H(s)=C(sE-A)^{-1}B+D=\sum\limits_{j=1}^{n_f}\frac{(Cx_j)(y_j^HB)}{s-\lambda_j}+D+R_{\infty},\quad\quad (4)

where n_f is the number of finite eigenvalue of (A,E) and R_{\infty} is the residue corresponding to the infinite eigenvalues. For simplicity we assume R_{\infty}=0. The quantities R_j:=(Cx_j)(y_j^HB) in the numerator of the above series are the residues w.r.t. \lambda_i. Each finite eigenvalue \lambda_i is pole of H(s) and is called dominant pole if its scaled residue norm 
\frac{\|R_j\|}{|\real{\lambda_j}|}
is larger than the ones of the other eigentriples which corresponds in some sense to the largest summand in the residue expansion of H(s). Dominant poles can be observed in the Bode, or sigma plot of H(s) where peaks occur near the imaginary part of the dominant eigenvalue.

Dominant pole based model truncation then amounts to computed the, say r\ll n_f, most dominant poles (i.e., the dominant eigentriplets) and take the associated right and left eigenvectors as columns of the truncation matrices V, W. Equivalently, the reduced order model is obtained by truncating the residue expansion (4):

H(s)\approx\tilde{H}(s)=\sum\limits_{j=1}^{r}\frac{(Cx_j)(y_j^HB)}{s-\lambda_j}+D.

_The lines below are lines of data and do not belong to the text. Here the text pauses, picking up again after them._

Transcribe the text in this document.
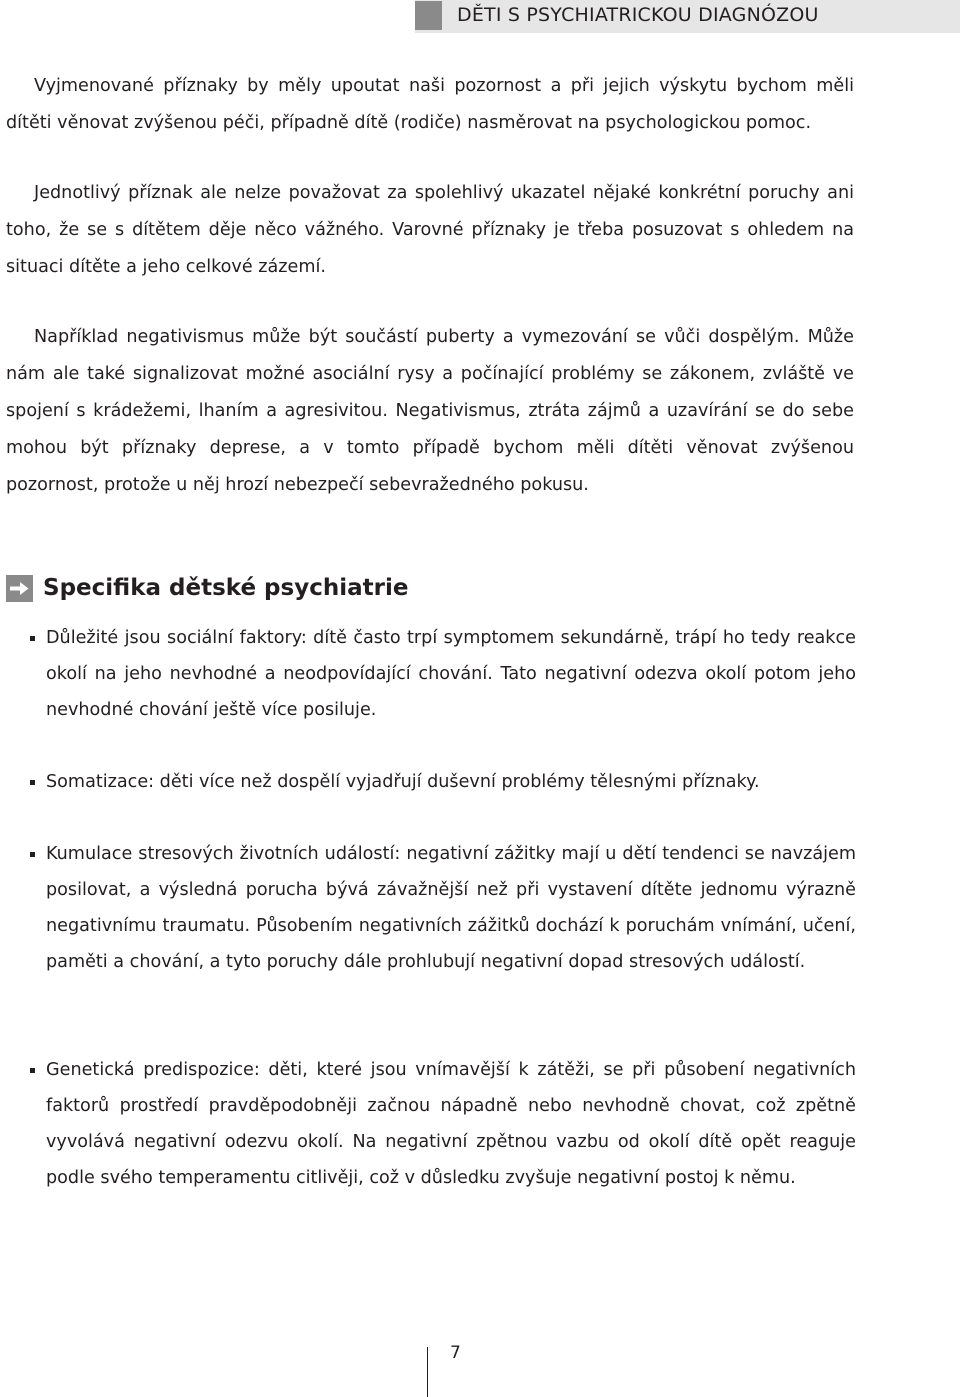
DĚTI S PSYCHIATRICKOU DIAGNÓZOU

Vyjmenované příznaky by měly upoutat naši pozornost a při jejich výskytu bychom měli dítěti věnovat zvýšenou péči, případně dítě (rodiče) nasměrovat na psychologickou pomoc.

Jednotlivý příznak ale nelze považovat za spolehlivý ukazatel nějaké konkrétní poruchy ani toho, že se s dítětem děje něco vážného. Varovné příznaky je třeba posuzovat s ohledem na situaci dítěte a jeho celkové zázemí.

Například negativismus může být součástí puberty a vymezování se vůči dospělým. Může nám ale také signalizovat možné asociální rysy a počínající problémy se zákonem, zvláště ve spojení s krádežemi, lhaním a agresivitou. Negativismus, ztráta zájmů a uzavírání se do sebe mohou být příznaky deprese, a v tomto případě bychom měli dítěti věnovat zvýšenou pozornost, protože u něj hrozí nebezpečí sebevražedného pokusu.

Specifika dětské psychiatrie

Důležité jsou sociální faktory: dítě často trpí symptomem sekundárně, trápí ho tedy reakce okolí na jeho nevhodné a neodpovídající chování. Tato negativní odezva okolí potom jeho nevhodné chování ještě více posiluje.

Somatizace: děti více než dospělí vyjadřují duševní problémy tělesnými příznaky.

Kumulace stresových životních událostí: negativní zážitky mají u dětí tendenci se navzájem posilovat, a výsledná porucha bývá závažnější než při vystavení dítěte jednomu výrazně negativnímu traumatu. Působením negativních zážitků dochází k poruchám vnímání, učení, paměti a chování, a tyto poruchy dále prohlubují negativní dopad stresových událostí.

Genetická predispozice: děti, které jsou vnímavější k zátěži, se při působení negativních faktorů prostředí pravděpodobněji začnou nápadně nebo nevhodně chovat, což zpětně vyvolává negativní odezvu okolí. Na negativní zpětnou vazbu od okolí dítě opět reaguje podle svého temperamentu citlivěji, což v důsledku zvyšuje negativní postoj k němu.

7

Note that \tilde{H}(s) constructed in that way is often called modal equivalent of H(s). A specially tailored eigenvalue algorithm to compute the sought dominant eigentriplets for this task is the (Subspace Accelerated) Dominant Pole Algorithm. [4] [5] [6] [7] [8] A MATLAB implementation of this algorithms and certain variants of thereof can be found at https://sites.google.com/site/rommes/software.

References

  1. P. Koutsovasilis and M. Beitelschmidt, "Comparison of Model Reduction Techniques for Large Mechanical Systems", Multibody System Dynamics, vol.20, no.2, pp.111-128, 2008
  2. R.J. Guyan, "Reduction of Stiffness and Mass Matrices", AIAA Journal, vol.3, no.2, pp.380, 1965
  3. R. Craig and M. Bampton, "Coupling of Substructures for Dynamic Analyses", AIAA Journal, vol.6, no.7, pp.1313-1319, 1968
  4. N. Martins, L. Lima, and H. Pinto, "Computing dominant poles of power system transfer functions", IEEE Transactions on Power Systems, vol.11, no.1, pp.162-170, 1996
  5. J. Rommes and N. Martins, "Efficient computation of transfer function dominant poles using subspace acceleration", IEEE Transactions on Power Systems, vol.21, no.3, pp.1218-1226, 2006
  6. J. Rommes and N. Martins, "Efficient computation of multivariable transfer function dominant poles using subspace acceleration", IEEE Transactions on Power Systems, vol.21, no.4, pp.1471-1483, 2006
  7. J. Rommes, "Methods for eigenvalue problems with applications in model order reduction", Ph.D. dissertation, Universiteit Utrecht, 2007.
  8. P. Kürschner, "Two-sided eigenvalue methods for modal approximation”, Master’s thesis, Chemnitz University of Technology, Department of Mathematics, Germany, 2010.